On a recent project I’ve worked on, I decided to go back to the basics. Visual Studio supports SQL Server database projects. These projects have been supported for a while now but, I’m always shocked to find how many people are unaware they exist. That said, I thought I’d give a high-level overview of how these projects work and how to set them up.

Creating your database

First you will need to create a new project.

File | New Project | SQL Server Database Project

New Project

Once this is complete, you can begin creating your database. If you right click anywhere in your project you will notice you have the ability to create a number of SQL objects.
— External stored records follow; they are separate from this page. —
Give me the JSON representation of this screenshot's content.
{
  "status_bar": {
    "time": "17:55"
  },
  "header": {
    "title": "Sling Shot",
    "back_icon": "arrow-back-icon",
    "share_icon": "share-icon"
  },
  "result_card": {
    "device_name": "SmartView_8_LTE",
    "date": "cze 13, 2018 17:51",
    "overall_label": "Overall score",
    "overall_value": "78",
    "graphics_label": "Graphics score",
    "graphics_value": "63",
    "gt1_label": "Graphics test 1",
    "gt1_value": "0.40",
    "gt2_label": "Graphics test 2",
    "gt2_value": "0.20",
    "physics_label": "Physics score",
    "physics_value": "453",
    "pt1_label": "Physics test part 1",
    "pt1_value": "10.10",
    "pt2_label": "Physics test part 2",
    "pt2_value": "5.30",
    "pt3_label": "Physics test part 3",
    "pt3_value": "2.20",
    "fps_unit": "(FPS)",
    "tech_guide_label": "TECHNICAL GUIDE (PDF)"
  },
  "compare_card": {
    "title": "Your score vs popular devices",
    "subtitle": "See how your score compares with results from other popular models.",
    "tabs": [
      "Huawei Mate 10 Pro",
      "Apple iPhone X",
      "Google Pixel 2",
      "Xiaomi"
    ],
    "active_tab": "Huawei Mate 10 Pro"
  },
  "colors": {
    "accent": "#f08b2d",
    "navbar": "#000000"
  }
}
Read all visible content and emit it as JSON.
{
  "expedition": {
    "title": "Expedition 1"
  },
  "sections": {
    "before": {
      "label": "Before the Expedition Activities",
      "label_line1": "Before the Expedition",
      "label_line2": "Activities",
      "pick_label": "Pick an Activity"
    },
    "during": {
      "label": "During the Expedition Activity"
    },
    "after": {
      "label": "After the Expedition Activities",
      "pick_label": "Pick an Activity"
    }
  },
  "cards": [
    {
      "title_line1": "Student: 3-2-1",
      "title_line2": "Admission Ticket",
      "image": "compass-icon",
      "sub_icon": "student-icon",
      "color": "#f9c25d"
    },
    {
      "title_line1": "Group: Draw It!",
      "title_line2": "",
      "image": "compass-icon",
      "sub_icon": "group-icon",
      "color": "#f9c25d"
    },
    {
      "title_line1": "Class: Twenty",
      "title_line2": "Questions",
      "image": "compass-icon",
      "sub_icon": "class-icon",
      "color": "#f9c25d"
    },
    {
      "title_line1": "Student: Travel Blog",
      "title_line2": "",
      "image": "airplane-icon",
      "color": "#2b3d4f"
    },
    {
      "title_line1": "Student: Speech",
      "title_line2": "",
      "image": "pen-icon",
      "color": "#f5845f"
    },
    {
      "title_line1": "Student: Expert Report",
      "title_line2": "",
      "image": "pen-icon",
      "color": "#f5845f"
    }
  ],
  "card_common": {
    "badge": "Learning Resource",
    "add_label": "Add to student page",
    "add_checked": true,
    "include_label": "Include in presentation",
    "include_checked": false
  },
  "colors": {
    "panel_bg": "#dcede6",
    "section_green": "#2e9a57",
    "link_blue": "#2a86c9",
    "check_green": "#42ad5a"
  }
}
Most of these options such as Stored Procedures will provide you with a sql window where you can define your sproc. For the ‘Table’ option, you can either script out your table definition or use the designer.

New Table

Deploying your database

Once you are completed with your database, you need to deploy it somewhere. It doesn’t do much good sitting in visual studio. There are a couple ways to accomplish this. First to view differences between your database project and where you would like to deploy, you can perform a Schema Compare by right-clicking your project. This allows you to observe all detected differences with a nice diff view as well.

Schema Compare

From here you CAN select update to push out your changes but, I don’t necessarily recommend that. This will bypass a couple features such as Pre/Post Deployment scripts. The Publish feature is available by again right-clicking the database project. This will popup the Publish Database dialog.


From here you can publish your database anywhere you’d like of course including SQL Azure.

What are some other tools?

Of course there are many other tools. For example, if you are using Entity Framework, maintaining your database can be done through your entity classes with Entity Framework Migrations.

Another tool I’ve used in the past is FluentMigrator. This tool essentially allows you to create migrations with… you guessed it, a fluent interface. I’ve had a lot of success with FluentMigrator and would recommend this if you are interested in maintaining schema changes in C# classes.


The point I wanted to get across is you don’t have build some elaborate deployment system or settle with some unmaintainable sql scripts. There are plenty of options in between.

If you are using SQL Server, how are you managing your schema changes?